Lesson 3 - Decision Trees



In [1]:

    
%pylab inline









    



Populating the interactive namespace from numpy and matplotlib



In [2]:

    
import sys
from time import time
sys.path.append("../tools/")
sys.path.append("../naive bayes/")
from prep_terrain_data import makeTerrainData


from class_vis import prettyPicture, output_image



In [3]:

    
import matplotlib.pyplot as plt
import numpy as np
import pylab as pl



In [10]:

    
### features_train and features_test are the features for the training
### and testing datasets, respectively
### labels_train and labels_test are the corresponding item labels
features_train, labels_train, features_test, labels_test = makeTerrainData()



In [11]:

    
from sklearn import tree


#features_train = features_train[:len(features_train)/100] 
#labels_train = labels_train[:len(labels_train)/100]

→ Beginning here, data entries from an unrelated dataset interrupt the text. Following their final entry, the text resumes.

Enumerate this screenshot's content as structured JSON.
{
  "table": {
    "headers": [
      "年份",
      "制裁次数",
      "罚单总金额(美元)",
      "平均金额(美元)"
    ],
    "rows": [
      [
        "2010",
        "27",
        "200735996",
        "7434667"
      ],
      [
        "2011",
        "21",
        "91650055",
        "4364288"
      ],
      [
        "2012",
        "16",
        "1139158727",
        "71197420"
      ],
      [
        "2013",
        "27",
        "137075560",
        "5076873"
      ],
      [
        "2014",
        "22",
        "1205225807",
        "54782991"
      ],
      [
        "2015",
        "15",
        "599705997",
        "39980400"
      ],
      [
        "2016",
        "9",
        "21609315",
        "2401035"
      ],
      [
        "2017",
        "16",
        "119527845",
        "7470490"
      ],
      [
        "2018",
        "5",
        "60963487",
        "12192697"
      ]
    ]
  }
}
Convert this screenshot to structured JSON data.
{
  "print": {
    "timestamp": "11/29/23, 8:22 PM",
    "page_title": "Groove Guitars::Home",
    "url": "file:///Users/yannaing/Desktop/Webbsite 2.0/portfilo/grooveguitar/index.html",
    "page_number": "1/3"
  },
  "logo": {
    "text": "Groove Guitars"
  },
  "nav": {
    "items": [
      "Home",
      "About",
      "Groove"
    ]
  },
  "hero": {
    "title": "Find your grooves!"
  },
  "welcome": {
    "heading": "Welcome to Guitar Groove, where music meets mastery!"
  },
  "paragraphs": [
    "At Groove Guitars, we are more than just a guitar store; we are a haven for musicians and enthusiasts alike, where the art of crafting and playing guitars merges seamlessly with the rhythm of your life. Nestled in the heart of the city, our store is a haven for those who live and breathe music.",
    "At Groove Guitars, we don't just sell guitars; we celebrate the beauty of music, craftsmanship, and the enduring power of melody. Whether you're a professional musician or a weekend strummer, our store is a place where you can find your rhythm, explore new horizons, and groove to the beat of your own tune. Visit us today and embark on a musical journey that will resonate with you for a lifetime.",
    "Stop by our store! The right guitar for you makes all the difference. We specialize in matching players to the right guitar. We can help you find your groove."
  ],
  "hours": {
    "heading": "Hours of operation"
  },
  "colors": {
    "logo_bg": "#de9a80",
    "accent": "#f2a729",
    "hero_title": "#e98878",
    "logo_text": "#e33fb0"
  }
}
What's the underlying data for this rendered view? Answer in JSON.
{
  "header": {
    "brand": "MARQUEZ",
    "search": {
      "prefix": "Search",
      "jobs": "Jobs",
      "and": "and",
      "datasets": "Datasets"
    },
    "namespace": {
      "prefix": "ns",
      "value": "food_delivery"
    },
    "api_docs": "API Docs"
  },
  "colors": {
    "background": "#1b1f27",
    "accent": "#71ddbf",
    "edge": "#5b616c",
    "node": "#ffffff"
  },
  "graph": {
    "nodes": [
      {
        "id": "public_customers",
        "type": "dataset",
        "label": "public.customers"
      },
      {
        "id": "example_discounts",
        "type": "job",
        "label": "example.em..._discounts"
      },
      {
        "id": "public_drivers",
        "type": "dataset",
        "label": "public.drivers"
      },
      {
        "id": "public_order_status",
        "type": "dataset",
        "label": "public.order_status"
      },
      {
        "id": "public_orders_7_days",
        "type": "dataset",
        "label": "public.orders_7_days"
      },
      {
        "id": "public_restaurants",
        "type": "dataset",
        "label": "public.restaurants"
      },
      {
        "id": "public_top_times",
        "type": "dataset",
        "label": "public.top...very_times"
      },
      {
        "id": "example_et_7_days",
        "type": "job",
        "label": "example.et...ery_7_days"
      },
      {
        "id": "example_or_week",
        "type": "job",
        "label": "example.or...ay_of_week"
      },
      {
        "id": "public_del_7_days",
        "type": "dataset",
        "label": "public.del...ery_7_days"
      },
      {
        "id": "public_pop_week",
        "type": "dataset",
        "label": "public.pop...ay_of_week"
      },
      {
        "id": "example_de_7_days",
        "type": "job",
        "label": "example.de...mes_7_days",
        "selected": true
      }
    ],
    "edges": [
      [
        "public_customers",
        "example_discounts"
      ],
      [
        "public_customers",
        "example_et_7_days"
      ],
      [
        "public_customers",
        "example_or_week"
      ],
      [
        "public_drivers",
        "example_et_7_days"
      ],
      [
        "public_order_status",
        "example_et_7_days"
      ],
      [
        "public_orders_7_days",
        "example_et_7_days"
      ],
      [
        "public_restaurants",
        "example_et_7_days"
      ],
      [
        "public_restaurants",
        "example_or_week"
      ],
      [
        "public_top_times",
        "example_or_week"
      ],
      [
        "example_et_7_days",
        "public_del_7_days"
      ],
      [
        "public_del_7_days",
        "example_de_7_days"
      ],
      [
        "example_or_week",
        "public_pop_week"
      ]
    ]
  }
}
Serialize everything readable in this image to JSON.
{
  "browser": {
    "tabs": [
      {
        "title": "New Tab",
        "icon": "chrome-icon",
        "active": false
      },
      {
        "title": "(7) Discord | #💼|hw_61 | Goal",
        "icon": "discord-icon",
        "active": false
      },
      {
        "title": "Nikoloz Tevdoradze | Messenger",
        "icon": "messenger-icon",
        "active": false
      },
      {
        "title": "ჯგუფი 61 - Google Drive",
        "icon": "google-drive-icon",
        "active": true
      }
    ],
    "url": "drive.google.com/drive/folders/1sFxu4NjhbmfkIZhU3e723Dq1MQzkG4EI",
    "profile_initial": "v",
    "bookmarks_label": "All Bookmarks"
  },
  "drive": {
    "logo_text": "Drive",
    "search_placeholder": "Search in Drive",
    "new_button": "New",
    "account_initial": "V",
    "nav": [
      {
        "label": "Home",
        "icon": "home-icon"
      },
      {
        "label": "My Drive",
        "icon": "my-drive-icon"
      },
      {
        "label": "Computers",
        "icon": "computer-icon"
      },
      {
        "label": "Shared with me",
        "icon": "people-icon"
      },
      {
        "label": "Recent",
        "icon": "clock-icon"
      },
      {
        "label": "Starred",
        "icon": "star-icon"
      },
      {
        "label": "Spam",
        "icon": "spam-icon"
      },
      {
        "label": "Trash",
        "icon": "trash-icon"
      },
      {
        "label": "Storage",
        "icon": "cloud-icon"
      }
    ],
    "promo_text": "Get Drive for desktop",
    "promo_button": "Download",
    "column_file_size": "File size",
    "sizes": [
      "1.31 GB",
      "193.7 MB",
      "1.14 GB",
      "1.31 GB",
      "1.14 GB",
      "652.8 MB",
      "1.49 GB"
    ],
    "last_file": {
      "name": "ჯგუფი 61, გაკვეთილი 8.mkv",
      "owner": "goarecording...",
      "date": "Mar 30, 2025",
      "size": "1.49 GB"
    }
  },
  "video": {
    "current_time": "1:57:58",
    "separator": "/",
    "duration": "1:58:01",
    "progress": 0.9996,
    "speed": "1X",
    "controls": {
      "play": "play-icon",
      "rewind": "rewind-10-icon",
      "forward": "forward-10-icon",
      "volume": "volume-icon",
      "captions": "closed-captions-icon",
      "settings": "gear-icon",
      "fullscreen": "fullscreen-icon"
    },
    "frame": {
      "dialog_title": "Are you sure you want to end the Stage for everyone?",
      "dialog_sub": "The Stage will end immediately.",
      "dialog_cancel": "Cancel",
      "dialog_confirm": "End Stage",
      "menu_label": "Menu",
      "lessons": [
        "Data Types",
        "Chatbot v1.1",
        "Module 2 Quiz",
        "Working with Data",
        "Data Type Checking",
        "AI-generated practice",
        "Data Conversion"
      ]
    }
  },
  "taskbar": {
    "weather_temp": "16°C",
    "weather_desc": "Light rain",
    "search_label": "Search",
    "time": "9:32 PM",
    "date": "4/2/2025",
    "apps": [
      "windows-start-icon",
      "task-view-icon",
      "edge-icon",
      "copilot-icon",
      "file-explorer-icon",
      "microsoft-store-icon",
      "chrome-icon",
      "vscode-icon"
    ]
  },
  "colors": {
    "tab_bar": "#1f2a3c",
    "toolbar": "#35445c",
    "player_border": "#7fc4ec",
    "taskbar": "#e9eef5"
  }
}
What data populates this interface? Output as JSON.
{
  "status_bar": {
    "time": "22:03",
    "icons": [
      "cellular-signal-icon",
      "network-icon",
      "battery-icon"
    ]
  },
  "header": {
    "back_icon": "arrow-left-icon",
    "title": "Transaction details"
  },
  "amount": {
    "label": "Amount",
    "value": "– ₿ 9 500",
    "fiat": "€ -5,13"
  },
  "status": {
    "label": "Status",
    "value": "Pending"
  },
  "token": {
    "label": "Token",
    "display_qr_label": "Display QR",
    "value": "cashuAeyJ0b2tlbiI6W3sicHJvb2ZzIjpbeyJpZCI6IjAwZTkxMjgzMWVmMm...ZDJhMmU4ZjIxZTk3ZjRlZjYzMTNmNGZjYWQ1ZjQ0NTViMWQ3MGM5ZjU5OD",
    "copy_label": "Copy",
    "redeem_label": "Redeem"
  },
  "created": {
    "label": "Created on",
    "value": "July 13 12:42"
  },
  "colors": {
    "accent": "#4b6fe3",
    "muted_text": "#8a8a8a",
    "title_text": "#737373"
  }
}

features_train, labels_train, features_test, labels_test = makeTerrainData()

#parameters = {'kernel':('linear', 'rbf'), 'C':[10, 100, 1000, 10000]}
clf = tree.DecisionTreeClassifier()
t0 = time()
clf.fit(features_train, labels_train)
print("done in %0.3fs" % (time() - t0))









    



done in 0.002s



In [12]:

    
##############################################################
def submitAcc():
    return clf.score(features_test, labels_test)



In [13]:

    
pred = clf.predict(features_test)
print "Classifier with accurancy %.2f%%" % (submitAcc() * 100)









    



Classifier with accurancy 91.20%



In [14]:

    
prettyPicture(clf, features_test, labels_test)

This decision tree seems to be overfitting the data. Lets plot the training points instead of the test points to explore what is going on.



In [ ]:

    
prettyPicture(clf, features_train, labels_train)

Tweak parameters

We will tweak min_sample_split parameter so we can adjust our classifier to not overfit. This gives us the minimum number of samples that must be in a population inorder to split it.



In [ ]:

    
clf = tree.DecisionTreeClassifier(min_samples_split=50)
t0 = time()
clf.fit(features_train, labels_train)
print("done in %0.3fs" % (time() - t0))



In [ ]:

    
pred = clf.predict(features_test)
print "Classifier with accurancy %.2f%%" % (submitAcc() * 100)
prettyPicture(clf, features_test, labels_test)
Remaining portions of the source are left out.